The Corelle brand, as one of the many brands under Corning Inc., offers dishware that are break resistant and may have matching designs to many CorningWare patterns.
They include bowls, plates, mugs and cups. However, most of the products are made with either porcelain or glazed stoneware with the exception of the very few products made with Pyroceram. Check the manual to find out which, but if you’re outside of Asia Pacific it’s even going to be very difficult to find such variance.
Because of these base materials, they are not recommended to be used on a stovetop, they are not direct heat resistant, and are only safe to put in a pre-heated oven at temperatures below 350 F.
They also have poor tolerance to thermal shock and thus should never be introduced to rapid heat change situations as outlined in the toaster oven section.
Corelle products are typically microwave safe.
What about products in the Vision brand?
The vision brand is one of the brands of Corning inc. that specializes in cookware made of a pioneering see-through Pyroceram.

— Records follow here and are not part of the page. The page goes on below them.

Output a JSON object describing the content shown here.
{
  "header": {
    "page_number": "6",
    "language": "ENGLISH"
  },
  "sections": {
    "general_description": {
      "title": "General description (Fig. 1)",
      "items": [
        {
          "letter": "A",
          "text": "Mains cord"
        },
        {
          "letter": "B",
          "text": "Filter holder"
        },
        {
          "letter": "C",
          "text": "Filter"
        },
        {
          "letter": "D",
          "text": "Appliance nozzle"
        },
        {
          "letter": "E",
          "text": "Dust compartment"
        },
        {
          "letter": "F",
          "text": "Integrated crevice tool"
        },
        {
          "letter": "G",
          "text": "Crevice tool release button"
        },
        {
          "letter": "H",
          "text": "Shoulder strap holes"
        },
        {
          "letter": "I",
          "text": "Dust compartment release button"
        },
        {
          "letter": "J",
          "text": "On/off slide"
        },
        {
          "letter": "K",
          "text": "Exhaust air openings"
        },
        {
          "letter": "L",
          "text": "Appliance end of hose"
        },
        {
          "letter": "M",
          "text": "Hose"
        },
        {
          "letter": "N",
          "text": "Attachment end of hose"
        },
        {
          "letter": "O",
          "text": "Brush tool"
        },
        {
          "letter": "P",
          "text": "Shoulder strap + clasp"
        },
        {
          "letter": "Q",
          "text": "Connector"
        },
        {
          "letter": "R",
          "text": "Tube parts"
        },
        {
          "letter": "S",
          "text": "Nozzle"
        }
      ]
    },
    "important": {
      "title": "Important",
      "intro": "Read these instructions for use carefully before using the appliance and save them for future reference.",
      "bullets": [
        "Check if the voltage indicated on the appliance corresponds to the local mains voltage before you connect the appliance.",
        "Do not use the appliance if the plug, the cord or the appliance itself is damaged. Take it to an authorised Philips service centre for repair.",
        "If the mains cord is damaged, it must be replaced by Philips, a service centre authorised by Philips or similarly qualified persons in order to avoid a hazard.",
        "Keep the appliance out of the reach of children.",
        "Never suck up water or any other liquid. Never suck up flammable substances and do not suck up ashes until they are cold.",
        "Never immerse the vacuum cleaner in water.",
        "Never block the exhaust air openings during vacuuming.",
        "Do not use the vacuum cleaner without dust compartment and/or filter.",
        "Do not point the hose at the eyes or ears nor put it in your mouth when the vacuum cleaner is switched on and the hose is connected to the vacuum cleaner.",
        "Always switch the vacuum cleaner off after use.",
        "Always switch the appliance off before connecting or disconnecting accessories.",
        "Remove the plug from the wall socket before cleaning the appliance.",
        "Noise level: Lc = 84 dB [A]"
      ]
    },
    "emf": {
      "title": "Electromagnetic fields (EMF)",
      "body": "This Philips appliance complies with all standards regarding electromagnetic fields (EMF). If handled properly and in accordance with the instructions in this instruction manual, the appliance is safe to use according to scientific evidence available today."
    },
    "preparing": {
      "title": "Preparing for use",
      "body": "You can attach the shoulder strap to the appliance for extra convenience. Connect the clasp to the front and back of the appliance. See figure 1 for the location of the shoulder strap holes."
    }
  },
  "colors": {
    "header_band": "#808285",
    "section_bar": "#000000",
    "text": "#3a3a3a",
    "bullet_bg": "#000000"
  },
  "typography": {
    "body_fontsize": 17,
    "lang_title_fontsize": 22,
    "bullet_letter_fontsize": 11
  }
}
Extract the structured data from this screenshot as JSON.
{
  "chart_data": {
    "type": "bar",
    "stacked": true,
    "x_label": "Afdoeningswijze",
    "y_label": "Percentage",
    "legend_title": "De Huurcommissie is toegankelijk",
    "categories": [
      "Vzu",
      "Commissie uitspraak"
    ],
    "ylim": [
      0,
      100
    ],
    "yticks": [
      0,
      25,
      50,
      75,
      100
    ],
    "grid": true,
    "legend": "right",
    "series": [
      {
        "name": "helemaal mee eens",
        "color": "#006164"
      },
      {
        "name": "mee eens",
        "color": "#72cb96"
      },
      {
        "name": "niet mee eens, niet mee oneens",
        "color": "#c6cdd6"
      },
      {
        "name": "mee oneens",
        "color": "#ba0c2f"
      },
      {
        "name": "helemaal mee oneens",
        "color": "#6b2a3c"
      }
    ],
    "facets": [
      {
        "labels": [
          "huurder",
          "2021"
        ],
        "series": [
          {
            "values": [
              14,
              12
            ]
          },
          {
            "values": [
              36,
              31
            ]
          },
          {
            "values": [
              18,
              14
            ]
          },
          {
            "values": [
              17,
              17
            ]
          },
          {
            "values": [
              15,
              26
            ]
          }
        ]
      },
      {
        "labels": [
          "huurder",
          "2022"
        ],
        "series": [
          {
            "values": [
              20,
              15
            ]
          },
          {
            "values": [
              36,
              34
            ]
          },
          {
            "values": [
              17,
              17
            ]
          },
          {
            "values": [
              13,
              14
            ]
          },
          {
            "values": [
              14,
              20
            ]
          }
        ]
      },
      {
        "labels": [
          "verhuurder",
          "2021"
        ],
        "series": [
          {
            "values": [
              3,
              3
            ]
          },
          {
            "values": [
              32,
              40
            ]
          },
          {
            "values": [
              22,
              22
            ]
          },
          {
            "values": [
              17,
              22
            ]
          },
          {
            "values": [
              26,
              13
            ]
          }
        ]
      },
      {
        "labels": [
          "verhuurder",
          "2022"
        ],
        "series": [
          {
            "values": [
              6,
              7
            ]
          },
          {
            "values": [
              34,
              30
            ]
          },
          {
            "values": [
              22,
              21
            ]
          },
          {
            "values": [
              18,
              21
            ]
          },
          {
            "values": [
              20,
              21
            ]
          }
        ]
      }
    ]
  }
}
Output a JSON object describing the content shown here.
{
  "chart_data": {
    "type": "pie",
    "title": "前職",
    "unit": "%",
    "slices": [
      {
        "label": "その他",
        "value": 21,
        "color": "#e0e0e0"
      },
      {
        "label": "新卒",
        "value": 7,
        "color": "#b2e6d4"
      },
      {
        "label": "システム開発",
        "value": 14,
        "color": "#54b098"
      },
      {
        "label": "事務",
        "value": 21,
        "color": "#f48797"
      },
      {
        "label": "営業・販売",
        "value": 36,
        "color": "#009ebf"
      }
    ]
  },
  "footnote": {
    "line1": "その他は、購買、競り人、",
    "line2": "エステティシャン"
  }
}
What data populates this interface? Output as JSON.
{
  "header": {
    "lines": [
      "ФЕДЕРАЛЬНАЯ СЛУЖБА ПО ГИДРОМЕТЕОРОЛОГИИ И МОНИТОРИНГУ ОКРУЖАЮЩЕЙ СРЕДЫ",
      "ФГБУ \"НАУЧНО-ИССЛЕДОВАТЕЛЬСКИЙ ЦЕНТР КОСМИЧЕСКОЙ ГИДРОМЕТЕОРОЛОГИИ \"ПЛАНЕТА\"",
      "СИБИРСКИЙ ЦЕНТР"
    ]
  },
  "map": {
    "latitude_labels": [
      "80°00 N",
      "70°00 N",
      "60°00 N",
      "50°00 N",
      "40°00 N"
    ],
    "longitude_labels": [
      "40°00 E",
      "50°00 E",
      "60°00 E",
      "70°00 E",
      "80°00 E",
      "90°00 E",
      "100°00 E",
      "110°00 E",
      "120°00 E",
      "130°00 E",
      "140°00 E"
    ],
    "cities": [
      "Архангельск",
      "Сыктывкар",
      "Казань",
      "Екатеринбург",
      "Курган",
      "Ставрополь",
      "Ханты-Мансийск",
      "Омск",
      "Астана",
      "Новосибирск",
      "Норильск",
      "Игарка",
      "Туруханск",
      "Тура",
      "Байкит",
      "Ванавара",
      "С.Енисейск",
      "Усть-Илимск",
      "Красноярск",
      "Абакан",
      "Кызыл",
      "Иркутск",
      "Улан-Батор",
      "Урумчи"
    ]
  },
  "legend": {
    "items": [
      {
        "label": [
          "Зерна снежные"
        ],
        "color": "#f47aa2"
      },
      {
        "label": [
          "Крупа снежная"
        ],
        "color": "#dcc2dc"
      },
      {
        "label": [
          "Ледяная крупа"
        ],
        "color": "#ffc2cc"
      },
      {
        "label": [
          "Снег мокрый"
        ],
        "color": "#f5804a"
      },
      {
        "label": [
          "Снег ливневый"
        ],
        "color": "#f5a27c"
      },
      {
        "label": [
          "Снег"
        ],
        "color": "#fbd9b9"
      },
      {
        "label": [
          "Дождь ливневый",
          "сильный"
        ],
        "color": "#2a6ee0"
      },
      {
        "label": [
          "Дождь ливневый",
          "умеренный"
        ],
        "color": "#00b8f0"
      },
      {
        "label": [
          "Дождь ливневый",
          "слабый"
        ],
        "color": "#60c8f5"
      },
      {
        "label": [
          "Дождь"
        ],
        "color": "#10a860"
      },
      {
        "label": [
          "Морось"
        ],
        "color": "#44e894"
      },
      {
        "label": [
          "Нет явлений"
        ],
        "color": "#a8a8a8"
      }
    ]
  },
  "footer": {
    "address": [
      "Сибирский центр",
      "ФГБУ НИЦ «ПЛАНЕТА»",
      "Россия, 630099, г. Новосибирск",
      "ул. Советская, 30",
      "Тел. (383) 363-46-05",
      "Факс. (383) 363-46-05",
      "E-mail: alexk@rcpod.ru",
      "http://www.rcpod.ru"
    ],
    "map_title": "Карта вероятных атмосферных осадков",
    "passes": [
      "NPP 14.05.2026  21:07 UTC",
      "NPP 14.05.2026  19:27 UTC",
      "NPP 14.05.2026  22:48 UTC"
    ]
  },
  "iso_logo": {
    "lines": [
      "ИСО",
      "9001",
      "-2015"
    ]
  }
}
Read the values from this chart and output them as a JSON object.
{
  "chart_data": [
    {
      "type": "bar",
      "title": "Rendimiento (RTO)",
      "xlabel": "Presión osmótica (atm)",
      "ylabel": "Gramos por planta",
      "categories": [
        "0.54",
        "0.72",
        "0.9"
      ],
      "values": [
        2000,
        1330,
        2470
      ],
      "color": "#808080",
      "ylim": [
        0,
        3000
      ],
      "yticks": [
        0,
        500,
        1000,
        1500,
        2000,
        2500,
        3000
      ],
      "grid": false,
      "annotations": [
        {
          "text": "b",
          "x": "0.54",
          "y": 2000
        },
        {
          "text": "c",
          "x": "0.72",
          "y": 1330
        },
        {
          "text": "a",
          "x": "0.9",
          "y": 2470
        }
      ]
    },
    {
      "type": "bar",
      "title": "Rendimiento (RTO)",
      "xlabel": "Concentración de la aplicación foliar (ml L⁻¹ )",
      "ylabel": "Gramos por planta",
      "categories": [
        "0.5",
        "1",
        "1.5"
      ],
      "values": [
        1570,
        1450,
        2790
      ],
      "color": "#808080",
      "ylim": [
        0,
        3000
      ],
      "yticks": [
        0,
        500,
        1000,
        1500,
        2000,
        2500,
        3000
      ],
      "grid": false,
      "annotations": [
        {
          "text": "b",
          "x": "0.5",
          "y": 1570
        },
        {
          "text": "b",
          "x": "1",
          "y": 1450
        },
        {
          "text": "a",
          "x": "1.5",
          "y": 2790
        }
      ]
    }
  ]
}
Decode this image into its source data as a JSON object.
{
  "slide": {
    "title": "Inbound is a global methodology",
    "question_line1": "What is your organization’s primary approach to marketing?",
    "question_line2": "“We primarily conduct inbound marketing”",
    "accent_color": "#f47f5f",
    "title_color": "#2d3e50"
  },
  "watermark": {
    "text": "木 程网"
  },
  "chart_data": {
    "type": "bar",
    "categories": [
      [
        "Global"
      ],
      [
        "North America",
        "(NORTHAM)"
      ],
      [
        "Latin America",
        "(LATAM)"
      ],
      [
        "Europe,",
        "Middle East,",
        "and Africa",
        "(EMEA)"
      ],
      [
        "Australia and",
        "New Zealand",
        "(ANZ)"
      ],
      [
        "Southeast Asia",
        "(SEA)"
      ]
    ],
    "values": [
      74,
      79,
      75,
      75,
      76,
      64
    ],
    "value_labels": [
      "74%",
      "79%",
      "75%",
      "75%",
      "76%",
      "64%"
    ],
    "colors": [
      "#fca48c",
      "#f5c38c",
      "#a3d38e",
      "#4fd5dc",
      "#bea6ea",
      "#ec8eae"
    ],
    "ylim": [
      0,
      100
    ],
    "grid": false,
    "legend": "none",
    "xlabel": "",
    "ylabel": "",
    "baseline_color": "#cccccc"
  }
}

Because of this, it also has thermal properties like that of Corningware Pyroceram cookware, and thus can be used just like it, meaning that it can be subject to situations of rapid temperature fluctuation and subject to household grilling and broiling elements without any problem.
Corningware made out of Pyroceram is perfectly safe to put in the oven at any cooking temperature, but the other variant which is made using porcelain or stoneware is usually only resistant to about 350 F.
Additionally, Pyroceram Coringware can be used directly from the freezer without any thermal shock suffered, and it can also be used in the toaster oven for baking purposes.
Stoneware and porcelain Conringwares typically aren’t safe to transfer directly from the freezer to oven, and use in toaster oven.